Now, we here at DGLM try to stay out of the political fray as much as possible. One of the tenets of our business is the freedom of ideas and expression. Most of us who work in publishing understand that no matter how loathsome an idea it is necessary to defend its author’s right to communicate it. As readers, we can choose not to buy the book. Or, we can choose to debate and counter that author’s arguments and defeat his/her position with rational and well-conceived rebuttals. Everyone who has been a publishing professional for any length of time has occasionally had to be involved with the publication of a book whose message or viewpoint s/he did not agree with. And most of us are appalled when certain groups rally together to boycott or ban a certain title on political, religious or moral grounds.
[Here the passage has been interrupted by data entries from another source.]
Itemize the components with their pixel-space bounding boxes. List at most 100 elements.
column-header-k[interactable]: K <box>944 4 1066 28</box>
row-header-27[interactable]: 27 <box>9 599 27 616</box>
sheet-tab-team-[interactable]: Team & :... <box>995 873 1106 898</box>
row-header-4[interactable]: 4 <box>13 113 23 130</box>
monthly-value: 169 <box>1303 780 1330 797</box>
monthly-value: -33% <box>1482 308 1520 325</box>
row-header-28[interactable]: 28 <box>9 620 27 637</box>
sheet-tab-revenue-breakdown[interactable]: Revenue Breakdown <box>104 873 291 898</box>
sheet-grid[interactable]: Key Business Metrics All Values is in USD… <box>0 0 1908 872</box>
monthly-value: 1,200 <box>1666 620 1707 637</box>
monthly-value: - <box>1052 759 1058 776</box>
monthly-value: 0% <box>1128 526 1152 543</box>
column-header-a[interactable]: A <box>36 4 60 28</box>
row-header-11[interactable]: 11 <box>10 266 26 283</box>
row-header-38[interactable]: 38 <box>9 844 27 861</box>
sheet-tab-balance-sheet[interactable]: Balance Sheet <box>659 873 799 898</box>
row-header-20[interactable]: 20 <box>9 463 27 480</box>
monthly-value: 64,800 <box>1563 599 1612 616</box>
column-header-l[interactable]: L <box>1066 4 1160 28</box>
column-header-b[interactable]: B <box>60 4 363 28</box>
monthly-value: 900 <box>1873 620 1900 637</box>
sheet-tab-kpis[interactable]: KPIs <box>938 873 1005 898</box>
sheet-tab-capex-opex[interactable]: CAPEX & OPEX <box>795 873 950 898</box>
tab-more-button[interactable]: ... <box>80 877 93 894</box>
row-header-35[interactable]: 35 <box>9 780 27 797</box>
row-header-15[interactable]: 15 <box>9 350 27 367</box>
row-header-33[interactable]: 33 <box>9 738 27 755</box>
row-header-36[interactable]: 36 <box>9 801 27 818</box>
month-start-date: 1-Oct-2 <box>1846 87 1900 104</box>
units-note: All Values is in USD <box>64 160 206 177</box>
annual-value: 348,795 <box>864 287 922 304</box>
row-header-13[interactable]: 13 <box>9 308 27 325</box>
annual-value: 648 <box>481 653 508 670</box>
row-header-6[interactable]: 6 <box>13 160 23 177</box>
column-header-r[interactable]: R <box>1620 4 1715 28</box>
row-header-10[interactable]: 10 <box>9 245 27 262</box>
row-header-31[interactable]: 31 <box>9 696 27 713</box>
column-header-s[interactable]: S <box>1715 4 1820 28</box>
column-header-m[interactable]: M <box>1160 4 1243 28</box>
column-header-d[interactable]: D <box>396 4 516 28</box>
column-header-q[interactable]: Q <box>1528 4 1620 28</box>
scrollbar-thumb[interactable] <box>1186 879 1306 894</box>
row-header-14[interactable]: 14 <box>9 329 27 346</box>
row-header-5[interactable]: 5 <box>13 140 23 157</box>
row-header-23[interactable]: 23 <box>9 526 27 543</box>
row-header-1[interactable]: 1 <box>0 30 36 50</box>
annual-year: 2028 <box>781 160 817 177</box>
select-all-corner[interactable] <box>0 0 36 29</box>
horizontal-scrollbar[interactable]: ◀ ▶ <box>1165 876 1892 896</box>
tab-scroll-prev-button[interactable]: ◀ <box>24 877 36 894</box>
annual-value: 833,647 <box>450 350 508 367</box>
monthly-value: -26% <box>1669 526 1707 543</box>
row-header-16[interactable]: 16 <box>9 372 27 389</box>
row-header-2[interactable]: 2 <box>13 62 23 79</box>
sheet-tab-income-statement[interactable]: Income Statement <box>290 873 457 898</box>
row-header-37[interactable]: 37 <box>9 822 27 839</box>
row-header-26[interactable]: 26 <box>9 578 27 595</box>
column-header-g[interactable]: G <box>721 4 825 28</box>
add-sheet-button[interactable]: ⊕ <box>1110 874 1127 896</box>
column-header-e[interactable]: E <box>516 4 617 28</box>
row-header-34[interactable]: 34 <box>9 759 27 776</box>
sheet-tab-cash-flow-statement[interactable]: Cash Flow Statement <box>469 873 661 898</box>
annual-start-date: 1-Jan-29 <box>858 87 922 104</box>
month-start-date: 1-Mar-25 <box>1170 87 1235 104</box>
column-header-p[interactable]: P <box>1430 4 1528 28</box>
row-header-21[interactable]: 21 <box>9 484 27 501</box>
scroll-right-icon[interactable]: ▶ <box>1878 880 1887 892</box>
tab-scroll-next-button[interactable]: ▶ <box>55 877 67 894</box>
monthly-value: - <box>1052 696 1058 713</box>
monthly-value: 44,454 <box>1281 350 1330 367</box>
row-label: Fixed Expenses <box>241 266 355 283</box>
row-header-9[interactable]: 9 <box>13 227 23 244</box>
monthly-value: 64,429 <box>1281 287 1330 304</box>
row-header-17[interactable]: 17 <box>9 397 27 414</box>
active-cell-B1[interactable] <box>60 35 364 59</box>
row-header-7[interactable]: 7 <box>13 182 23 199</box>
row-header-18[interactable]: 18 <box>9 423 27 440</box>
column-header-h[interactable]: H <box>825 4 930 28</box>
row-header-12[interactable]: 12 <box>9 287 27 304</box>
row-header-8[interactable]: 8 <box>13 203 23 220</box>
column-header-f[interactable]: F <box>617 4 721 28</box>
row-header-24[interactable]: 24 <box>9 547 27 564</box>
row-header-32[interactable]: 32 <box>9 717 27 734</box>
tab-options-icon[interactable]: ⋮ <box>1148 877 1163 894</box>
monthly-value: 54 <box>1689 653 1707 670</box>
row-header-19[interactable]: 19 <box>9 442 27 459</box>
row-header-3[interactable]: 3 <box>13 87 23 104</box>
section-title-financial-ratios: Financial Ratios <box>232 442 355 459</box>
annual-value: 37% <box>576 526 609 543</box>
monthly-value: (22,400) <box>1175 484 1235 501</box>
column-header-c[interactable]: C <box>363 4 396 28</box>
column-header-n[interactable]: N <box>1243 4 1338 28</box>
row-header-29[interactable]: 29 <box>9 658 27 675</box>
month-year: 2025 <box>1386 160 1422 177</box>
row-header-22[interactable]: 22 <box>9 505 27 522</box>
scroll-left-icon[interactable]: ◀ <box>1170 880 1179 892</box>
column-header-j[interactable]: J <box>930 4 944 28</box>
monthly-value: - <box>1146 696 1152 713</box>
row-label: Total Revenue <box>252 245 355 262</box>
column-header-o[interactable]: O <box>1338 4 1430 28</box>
The Florida pastor planning the latest book burning is just following in a long tradition of intolerance and ignorance. Clearly, he doesn’t understand that books, like phoenixes, rise from the flames of censorship. The Quran, the Bible, and the Torah, have survived many of these gory ceremonies and come back stronger than ever. As have Anne Frank, Toni Morrison, Kurt Vonnegut, and Webster’s dictionary (last I heard they keep adding new words, some of them objectionable). Of course, that kind of attempted repression often (and perversely) makes for the premise of great literature.
What do you think? Is it ever okay to burn books?